当然、中には一筋縄ではいかない奴らも挑んでくる。
「俺ともう一度勝負しろ!リフレイム・ネトールランドォ!!」
そう言って付きまとってくるステゴ。何度ぶちのめしてやってもゾンビみたいに甦ってくるよしぶといね。
「貴方のその特異な体質には大いに興味をそそられます。私のものになってもらいましょう」
そう言いながら勝負を挑んできたのはサイレンス。こいつは大商家サンディの跡取りらしい。眼鏡をクイクイするインテリイケメン。結構ねちっこい。

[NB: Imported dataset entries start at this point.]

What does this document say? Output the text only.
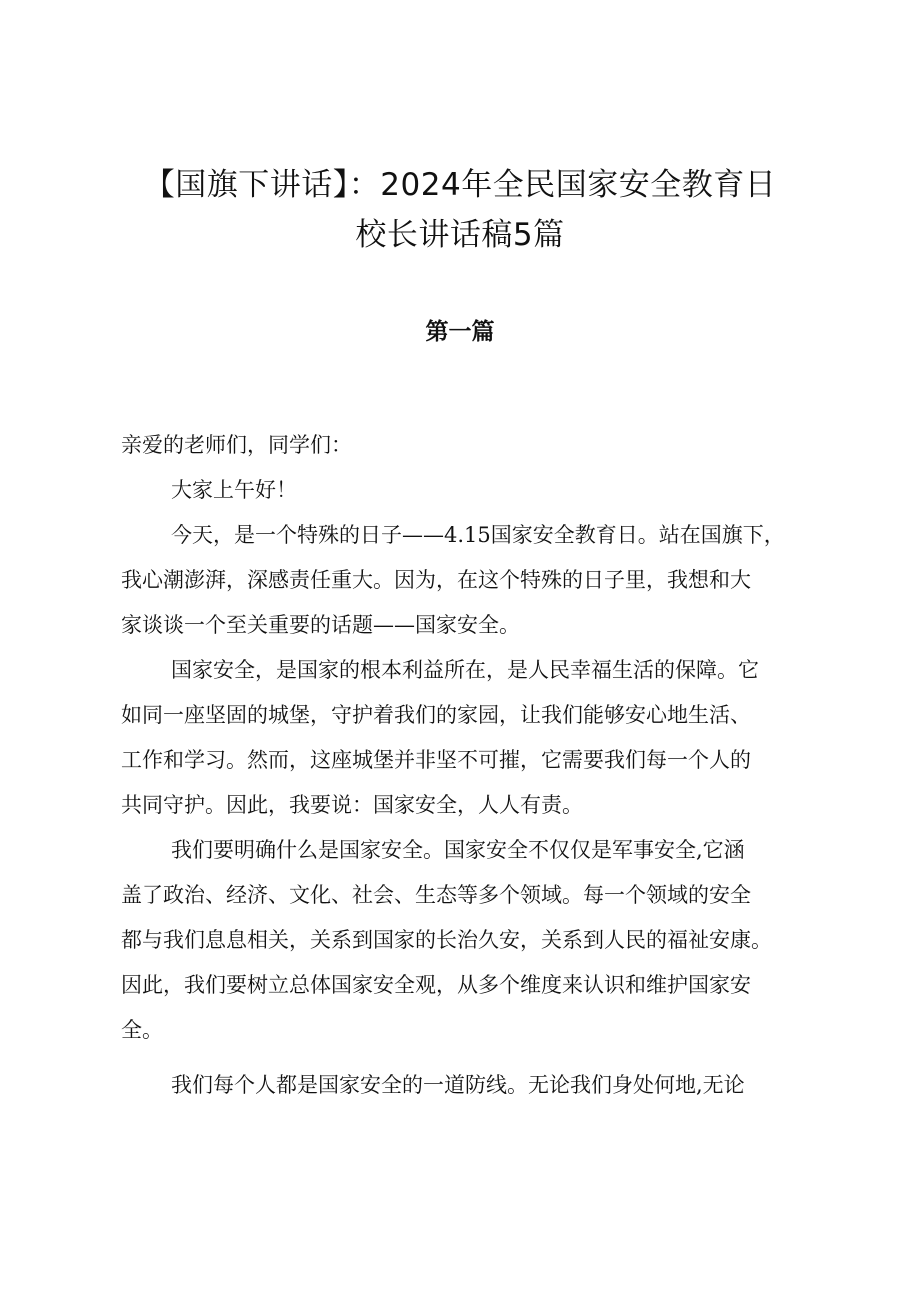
【国旗下讲话】：2024年全民国家安全教育日
校长讲话稿5篇
第一篇
亲爱的老师们，同学们：
大家上午好！
今天，是一个特殊的日子——4.15国家安全教育日。站在国旗下，
我心潮澎湃，深感责任重大。因为，在这个特殊的日子里，我想和大
家谈谈一个至关重要的话题——国家安全。
国家安全，是国家的根本利益所在，是人民幸福生活的保障。它
如同一座坚固的城堡，守护着我们的家园，让我们能够安心地生活、
工作和学习。然而，这座城堡并非坚不可摧，它需要我们每一个人的
共同守护。因此，我要说：国家安全，人人有责。
我们要明确什么是国家安全。国家安全不仅仅是军事安全,它涵
盖了政治、经济、文化、社会、生态等多个领域。每一个领域的安全
都与我们息息相关，关系到国家的长治久安，关系到人民的福祉安康。
因此，我们要树立总体国家安全观，从多个维度来认识和维护国家安
全。
我们每个人都是国家安全的一道防线。无论我们身处何地,无论
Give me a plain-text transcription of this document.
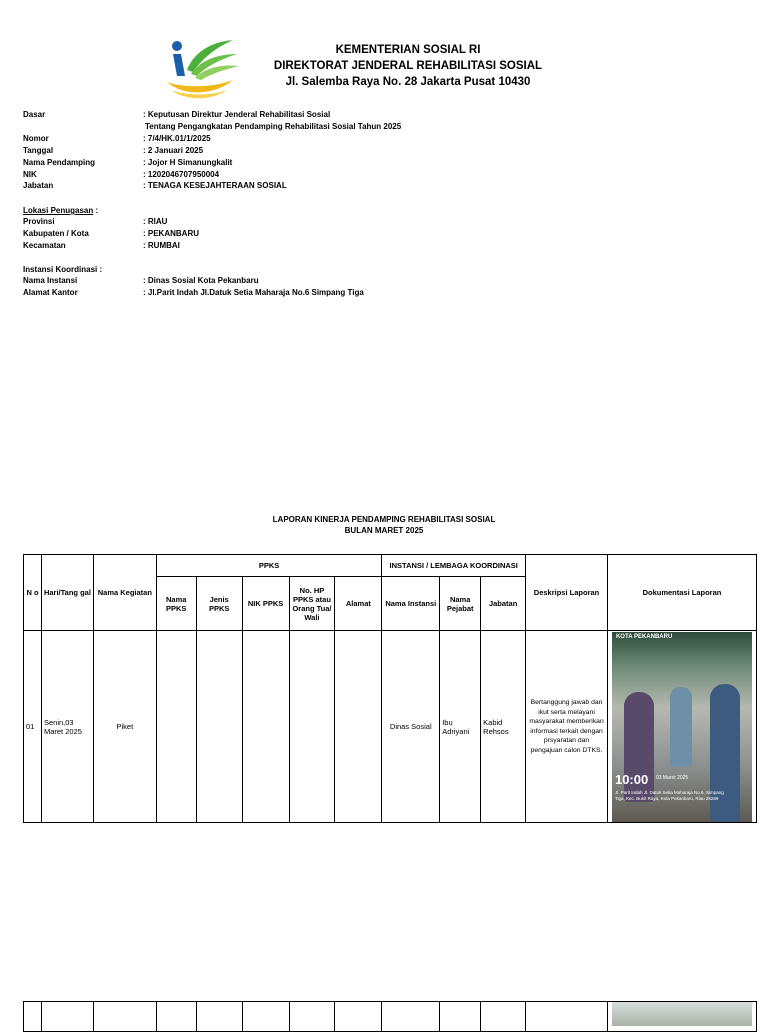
KEMENTERIAN SOSIAL RI
DIREKTORAT JENDERAL REHABILITASI SOSIAL
Jl. Salemba Raya No. 28 Jakarta Pusat 10430
Dasar	: Keputusan Direktur Jenderal Rehabilitasi Sosial
Tentang Pengangkatan Pendamping Rehabilitasi Sosial Tahun 2025
Nomor	: 7/4/HK.01/1/2025
Tanggal	: 2 Januari 2025
Nama Pendamping	: Jojor H Simanungkalit
NIK	: 1202046707950004
Jabatan	: TENAGA KESEJAHTERAAN SOSIAL
Lokasi Penugasan :
Provinsi	: RIAU
Kabupaten / Kota	: PEKANBARU
Kecamatan	: RUMBAI
Instansi Koordinasi :
Nama Instansi	: Dinas Sosial Kota Pekanbaru
Alamat Kantor	: Jl.Parit Indah Jl.Datuk Setia Maharaja No.6 Simpang Tiga
LAPORAN KINERJA PENDAMPING REHABILITASI SOSIAL
BULAN MARET 2025
N o	Hari/Tang gal	Nama Kegiatan	PPKS					INSTANSI / LEMBAGA KOORDINASI			Deskripsi Laporan	Dokumentasi Laporan
			Nama PPKS	Jenis PPKS	NIK PPKS	No. HP PPKS atau Orang Tua/ Wali	Alamat	Nama Instansi	Nama Pejabat	Jabatan		
01	Senin,03 Maret 2025	Piket						Dinas Sosial	Ibu Adriyani	Kabid Rehsos	Bertanggung jawab dan ikut serta melayani masyarakat memberikan informasi terkait dengan prsyaratan dan pengajuan calon DTKS.	KOTA PEKANBARU
10:00 03 Maret 2025
Jl. Parit Indah Jl. Datuk Setia Maharaja No.6, Simpang Tiga, Kec. Bukit Raya, Kota Pekanbaru, Riau 28289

「うふふ、男の子にも女の子にも慣れるなんて面白いじゃない。私の伴侶にいいじゃない」
そう言って迫るのはホワイト公国の姫であり魔性の美少女ラモーヌ。
俺の身柄を確保したい意図も垣間見えるが、多分何とかなるだろ。
「あー…真実の愛ってどこにあるんだろうなぁ。俺のタイムリミットまでに見つかるといいんだけど」
「―――大丈夫ですよ、リフレイム様♡」
「―――我が忠義は生涯貴女だけに」
「ん?何か言ったか?」
「「言え何も」」
時々この兄妹から熱い視線を感じるけどよくわからないな。
そう思いながらの朝だ。ああ、今日も忙しい毎日が始まる。
パンッとスカートの裾を払って伸びをする。
「んーーっ見てろよ!俺がこの国の寝取り浮気をぶっ潰してやるぜー!」
そんな、元気いっぱいの俺の声が今日も響くのであった、まる。
という感じの単発ネタでした。
これからリフレイムくんちゃんは仲間を増やしながら学園都市で夢想しながら色々なきな臭い陰謀に立ち向かったりしながら真実の愛を探したり、頑張る姿を見せて寝取り・浮気はダメ絶対という風潮を作っていくのでしょう。あと両親の国王と王妃はやってることがぐう畜なのでちょっとざまぁされた方がいいと思います。そこら辺のざまぁのネタも脳内にはありますが短編ではそこまでいけないので、とりあえず俺たちの戦いはこれからだエンドになりました。
そんな、普段書かないタイプの短編を気分転換の筆休めに。
こういうのもかけたらいいなぁ書きたいなぁ、そんな感じです。ではでは。